Local anesthetics are potentially neurotoxic,4,5and the neuronal blockade can be seen as a reversible expression of this. The neurotoxicity parallels the anesthetic potency and has been identified to be dose and concentration dependent.5
Radwan et al. 10showed that ropivacaine leads to growth cone collapse in chick embryo dorsal root ganglion cells in a concentration below the common clinical concentrations used for regional anesthesia. The author concluded that local anesthetic application may interfere with the growth and regeneration of neuronal tissue and that the detrimental effects of local anesthetics on growing or regenerating neurons should be considered.10According to this statement, although 0.5% ropivacaine is usually not neurotoxic, the underlying neuropathy of our patient may have contributed to make the femoral nerve more susceptible to the potential neurotoxic effect of continuous local anesthetic infusion.

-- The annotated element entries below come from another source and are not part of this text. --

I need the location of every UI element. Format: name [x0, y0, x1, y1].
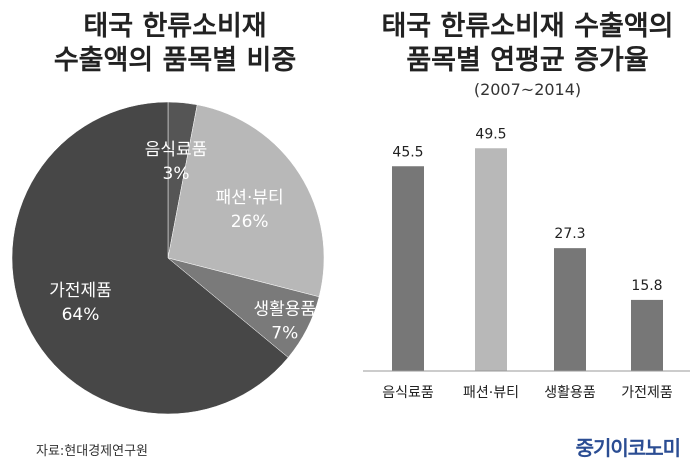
bar-4 [631, 299, 663, 371]
pie-label-name: 생활용품 [253, 299, 316, 319]
bar-chart-title: 태국 한류소비재 수출액의 품목별 연평균 증가율 [355, 10, 700, 78]
pie-label-value: 3% [163, 164, 190, 184]
bar-category-label: 생활용품 [544, 385, 596, 401]
bar-category-label: 가전제품 [621, 385, 673, 401]
pie-label-name: 패션·뷰티 [216, 188, 284, 208]
pie-slice-4 [11, 101, 289, 415]
source-note: 자료:현대경제연구원 [36, 444, 149, 459]
bar-1 [392, 166, 424, 371]
bar-value-label: 15.8 [631, 278, 662, 294]
bar-category-label: 음식료품 [382, 385, 434, 401]
bar-value-label: 27.3 [554, 226, 585, 242]
bar-chart-period: (2007~2014) [473, 80, 582, 99]
pie-slices [11, 101, 325, 415]
bar-value-label: 45.5 [392, 144, 423, 160]
pie-chart-title-line1: 태국 한류소비재 [83, 11, 267, 42]
pie-label-name: 가전제품 [49, 281, 112, 301]
bar-value-label: 49.5 [475, 126, 506, 142]
pie-slice-2 [167, 104, 325, 298]
bar-category-label: 패션·뷰티 [463, 385, 519, 401]
bars [392, 148, 663, 371]
bar-value-labels: 45.5 49.5 27.3 15.8 [392, 126, 662, 294]
pie-chart-title: 태국 한류소비재 수출액의 품목별 비중 [0, 10, 350, 78]
bar-chart-title-line1: 태국 한류소비재 수출액의 [381, 11, 674, 42]
bar-3 [554, 248, 586, 371]
bar-chart-title-line2: 품목별 연평균 증가율 [406, 45, 649, 76]
pie-label-name: 음식료품 [145, 140, 208, 160]
pie-label-value: 26% [231, 212, 269, 232]
pie-label-value: 7% [271, 323, 298, 343]
pie-labels: 음식료품 3% 패션·뷰티 26% 생활용품 7% 가전제품 64% [49, 140, 316, 343]
pie-chart: 음식료품 3% 패션·뷰티 26% 생활용품 7% 가전제품 64% [11, 101, 325, 415]
bar-category-labels: 음식료품 패션·뷰티 생활용품 가전제품 [382, 385, 673, 401]
bar-2 [475, 148, 507, 371]
pie-chart-title-line2: 수출액의 품목별 비중 [53, 45, 297, 76]
publisher-logo: 중기이코노미 [575, 436, 681, 460]
pie-label-value: 64% [62, 305, 100, 325]
bar-chart: 45.5 49.5 27.3 15.8 음식료품 패션·뷰티 생활용품 가전제품 [363, 126, 690, 401]
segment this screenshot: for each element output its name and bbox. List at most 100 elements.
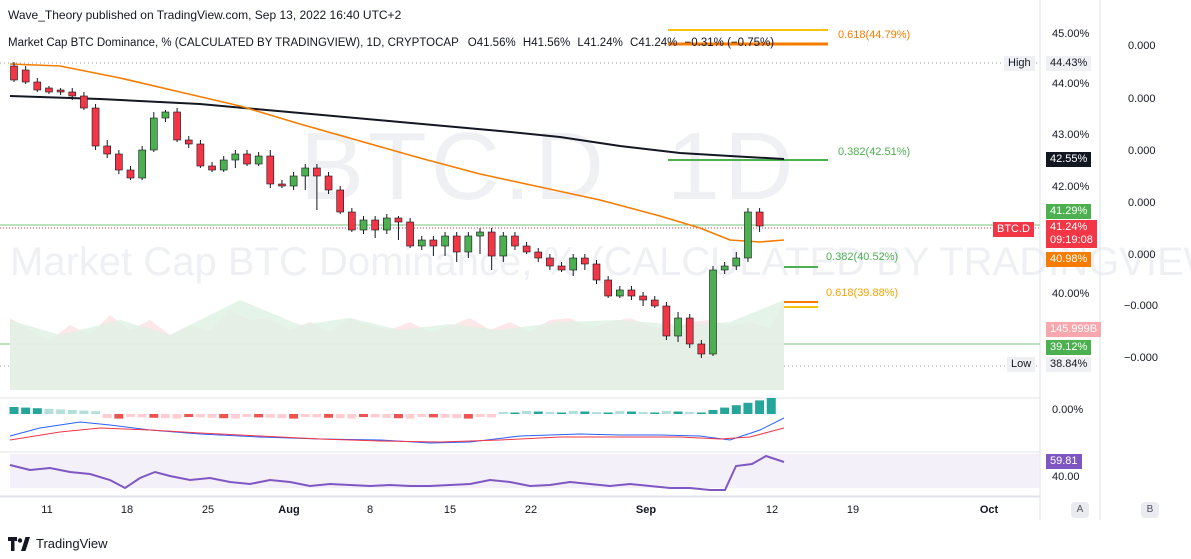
time-tick-sep: Sep: [635, 504, 657, 516]
candle-body: [604, 279, 612, 297]
candle-body: [429, 239, 438, 247]
macd-histogram: [9, 398, 776, 419]
candle-body: [685, 317, 694, 345]
macd-hist-bar: [638, 412, 648, 414]
time-tick-25: 25: [201, 504, 215, 516]
candle-body: [487, 231, 496, 257]
candle-body: [557, 265, 566, 271]
candle-body: [406, 221, 414, 247]
time-tick-aug: Aug: [278, 504, 300, 516]
macd-hist-bar: [137, 414, 147, 418]
price-tick-43: 43.00%: [1052, 129, 1090, 141]
macd-signal-line: [9, 427, 785, 443]
macd-hist-bar: [557, 412, 567, 414]
symbol-legend[interactable]: Market Cap BTC Dominance, % (CALCULATED …: [8, 37, 774, 49]
candle-body: [161, 111, 170, 119]
volume-tick-1: 0.000: [1128, 40, 1156, 52]
volume-tick-2: 0.000: [1128, 93, 1156, 105]
ma200-price-tag: 42.55%: [1046, 152, 1092, 167]
candle-body: [709, 269, 717, 355]
candle-body: [417, 239, 426, 247]
macd-hist-bar: [463, 414, 473, 419]
candle-body: [196, 143, 205, 167]
macd-hist-bar: [766, 398, 776, 414]
ma50-line: [9, 63, 785, 243]
macd-hist-bar: [335, 414, 345, 419]
bar-countdown: 09:19:08: [1050, 234, 1093, 246]
candle-body: [511, 235, 519, 247]
time-tick-18: 18: [120, 504, 134, 516]
macd-hist-bar: [265, 414, 275, 418]
candle-body: [662, 305, 671, 337]
candle-body: [184, 139, 193, 145]
macd-hist-bar: [720, 407, 730, 414]
candle-body: [499, 235, 508, 257]
candle-body: [219, 159, 228, 171]
macd-hist-bar: [417, 414, 427, 417]
macd-hist-bar: [9, 407, 19, 414]
candle-body: [313, 167, 321, 177]
volume-area-green: [10, 300, 784, 390]
macd-hist-bar: [172, 414, 182, 419]
macd-hist-bar: [428, 414, 438, 418]
macd-hist-bar: [731, 405, 741, 414]
high-value-tag: 44.43%: [1046, 56, 1092, 71]
tradingview-logo[interactable]: TradingView: [8, 536, 108, 551]
time-tick-12: 12: [765, 504, 779, 516]
macd-hist-bar: [347, 414, 357, 419]
macd-hist-bar: [382, 414, 392, 418]
macd-hist-bar: [79, 410, 89, 414]
candle-body: [627, 289, 636, 297]
candle-body: [336, 189, 345, 213]
log-scale-button[interactable]: B: [1141, 502, 1159, 518]
candle-body: [138, 149, 146, 179]
candle-body: [674, 317, 682, 337]
macd-hist-bar: [324, 414, 334, 418]
candle-body: [21, 69, 30, 83]
legend-open: O41.56%: [467, 37, 516, 49]
macd-hist-bar: [522, 411, 532, 414]
candle-body: [732, 257, 741, 267]
macd-hist-bar: [102, 414, 112, 419]
macd-hist-bar: [21, 407, 31, 414]
macd-hist-bar: [393, 414, 403, 419]
macd-hist-bar: [242, 414, 252, 417]
candle-body: [80, 95, 88, 109]
macd-hist-bar: [195, 414, 205, 418]
fib-support-382-label: 0.382(40.52%): [826, 251, 899, 263]
candle-body: [569, 257, 578, 271]
macd-hist-bar: [126, 414, 135, 417]
candle-body: [348, 211, 356, 231]
ma50-price-tag: 40.98%: [1046, 252, 1092, 267]
candle-body: [56, 89, 65, 93]
symbol-tag: BTC.D: [993, 222, 1034, 237]
macd-hist-bar: [277, 414, 287, 419]
candle-body: [91, 107, 100, 147]
legend-change: −0.31% (−0.75%): [684, 37, 775, 49]
time-tick-oct: Oct: [979, 504, 999, 516]
candle-body: [639, 295, 647, 301]
macd-hist-bar: [114, 414, 124, 419]
candle-body: [208, 165, 216, 171]
auto-scale-button[interactable]: A: [1071, 502, 1089, 518]
fib-mid-label: 0.382(42.51%): [838, 146, 911, 158]
candle-body: [581, 257, 589, 265]
candle-body: [68, 91, 77, 97]
current-price-tag: 41.24% 09:19:08: [1046, 220, 1097, 248]
fib-support-618-label: 0.618(39.88%): [826, 287, 899, 299]
macd-hist-bar: [475, 414, 485, 417]
macd-hist-bar: [685, 412, 695, 414]
time-tick-22: 22: [524, 504, 538, 516]
candle-body: [103, 145, 111, 155]
macd-hist-bar: [32, 408, 42, 414]
candle-body: [697, 343, 706, 355]
time-tick-11: 11: [41, 504, 53, 516]
volume-tick-6: −0.000: [1124, 300, 1158, 312]
candle-body: [359, 219, 368, 231]
publish-line: Wave_Theory published on TradingView.com…: [8, 8, 402, 22]
macd-hist-bar: [498, 412, 508, 414]
candle-body: [278, 183, 286, 187]
rsi-value-tag: 59.81: [1046, 454, 1082, 469]
candle-body: [744, 211, 752, 259]
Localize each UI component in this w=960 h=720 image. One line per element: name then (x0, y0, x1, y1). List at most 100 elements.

As a clinical implication, the occurrence of unexplained neuropathy after a continuous perineural catheter should warrant for the search of subclinical undetected preexisting neuropathy. The recognition of preexisting subclinical neuropathy is challenging. Few data are available on this subject, and future prospective studies looking at this issue will be needed to evaluate and anticipate the possible implications of its occurrence on the practice of regional anesthesia. Its presence will be helpful for the understanding of the complication and may also have medicolegal implications.